Art. 24 - ZONE PER LA VIABILITA' E FASCE DI RISPETTO STRADALE
con modifiche del C.C. luglio2002
1 - Le zone per la viabilità sono regolamentate dal D.M. n. 1404/68, e successive integrazioni e modificazioni intervenute con il nuovo codice della strada.
La fasce di rispetto sono altresì regolamentate dall’art. 27 della L.R. 61/85
Per le fasce di rispetto stradale, prevalgono le indicazioni espresse in grafia di P.R.G., quando più restrittive rispetto ai limiti minimi stabiliti dal citato D.M..
2 – Nella progettazione di nuove strade, la singola corsia, per la viabilità carrabile, dovrà avere una larghezza minima di m. 3,50.
3 - Le zone per la viabilità, e le relative fasce di rispetto, sono destinate alle opere stradali (realizzazione ex novo ed allargamenti); potranno essere realizzati interventi di arredo stradale e segnaletica, e, quando non esplicitamente vietato dalle presenti norme, impianti tecnologici, parcheggi, stazioni di servizio per rifornimento carburanti, strutture a servizio della viabilità.
5 - Nel caso di interventi di ristrutturazione edilizia, ristrutturazione urbanistica, demolizione con ricostruzione e nuova costruzione, all’interno di queste zone, l'Amministrazione Comunale ha facoltà di imporre la rettifica di allineamenti stradali.

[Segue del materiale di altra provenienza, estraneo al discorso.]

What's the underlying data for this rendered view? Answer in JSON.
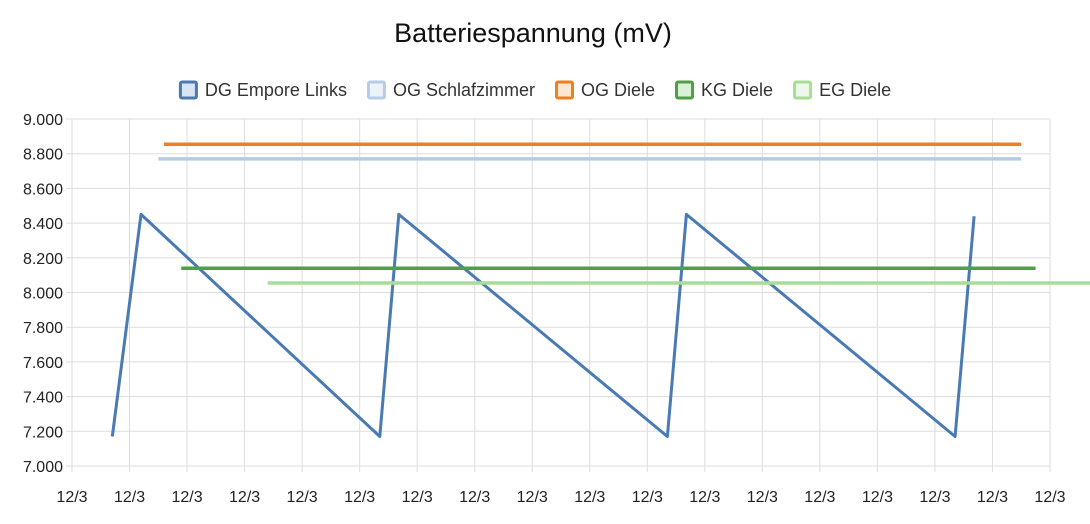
{
  "chart_data": {
    "type": "line",
    "title": "Batteriespannung (mV)",
    "xlabel": "",
    "ylabel": "",
    "ylim": [
      7000,
      9000
    ],
    "y_ticks": [
      "9.000",
      "8.800",
      "8.600",
      "8.400",
      "8.200",
      "8.000",
      "7.800",
      "7.600",
      "7.400",
      "7.200",
      "7.000"
    ],
    "x_ticks": [
      "12/3",
      "12/3",
      "12/3",
      "12/3",
      "12/3",
      "12/3",
      "12/3",
      "12/3",
      "12/3",
      "12/3",
      "12/3",
      "12/3",
      "12/3",
      "12/3",
      "12/3",
      "12/3",
      "12/3",
      "12/3"
    ],
    "x_range": [
      0,
      17
    ],
    "grid": true,
    "legend_position": "top",
    "series": [
      {
        "name": "DG Empore Links",
        "color": "#4a7ab3",
        "fill": "#d9e4f2",
        "x": [
          0.7,
          1.2,
          5.35,
          5.68,
          10.35,
          10.68,
          15.35,
          15.68
        ],
        "y": [
          7170,
          8450,
          7170,
          8450,
          7170,
          8450,
          7170,
          8440
        ]
      },
      {
        "name": "OG Schlafzimmer",
        "color": "#b6cce6",
        "fill": "#ecf2f9",
        "x": [
          1.5,
          16.5
        ],
        "y": [
          8770,
          8770
        ]
      },
      {
        "name": "OG Diele",
        "color": "#f07f22",
        "fill": "#fde6d2",
        "x": [
          1.6,
          16.5
        ],
        "y": [
          8855,
          8855
        ]
      },
      {
        "name": "KG Diele",
        "color": "#4ea043",
        "fill": "#dcefd9",
        "x": [
          1.9,
          16.75
        ],
        "y": [
          8140,
          8140
        ]
      },
      {
        "name": "EG Diele",
        "color": "#a8dd96",
        "fill": "#eef8ea",
        "x": [
          3.4,
          17.85
        ],
        "y": [
          8055,
          8055
        ]
      }
    ]
  }
}
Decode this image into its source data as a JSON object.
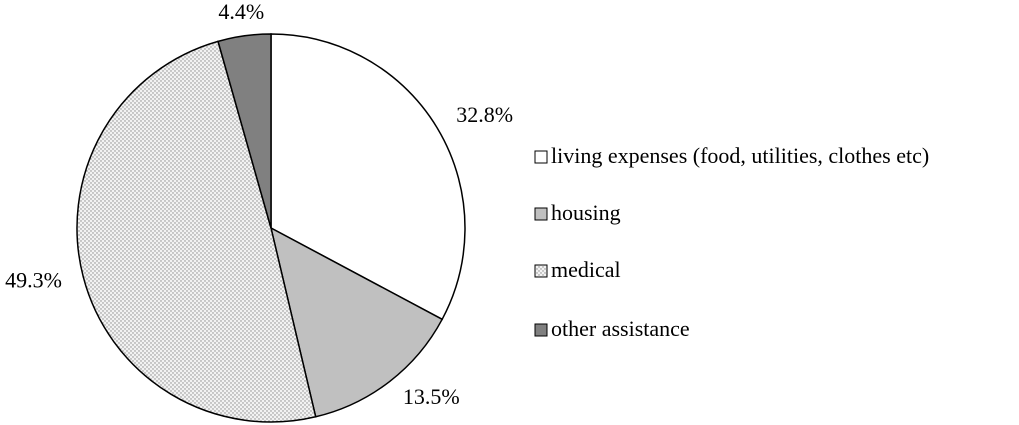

6 - Per gli edifici residenziali, in zona agricola, ricadenti all'interno della fascia di rispetto stradale, sono consentiti gli interventi di cui alle lettere "a" , "b", "c", "d" di cui all'art. 31 della L: 457/78; è consentito altresì un ampliamento fino a 800 mc , come regolamentato dall'art. 4 della L.R. 24/85, a condizione che non sopravanzi rispetto all'infrastruttura protetta.
7 - Ai sensi dell'art. 1 del DM 1404/68, i limiti imposti dalle fasce di rispetto stradale perdono efficacia, qualora sull'area interessata il PRG preveda nuovi insediamenti; in tal caso la distanza minima a protezione del nastro stradale sarà quella imposta dalla normativa della nuova ZTO di appartenenza.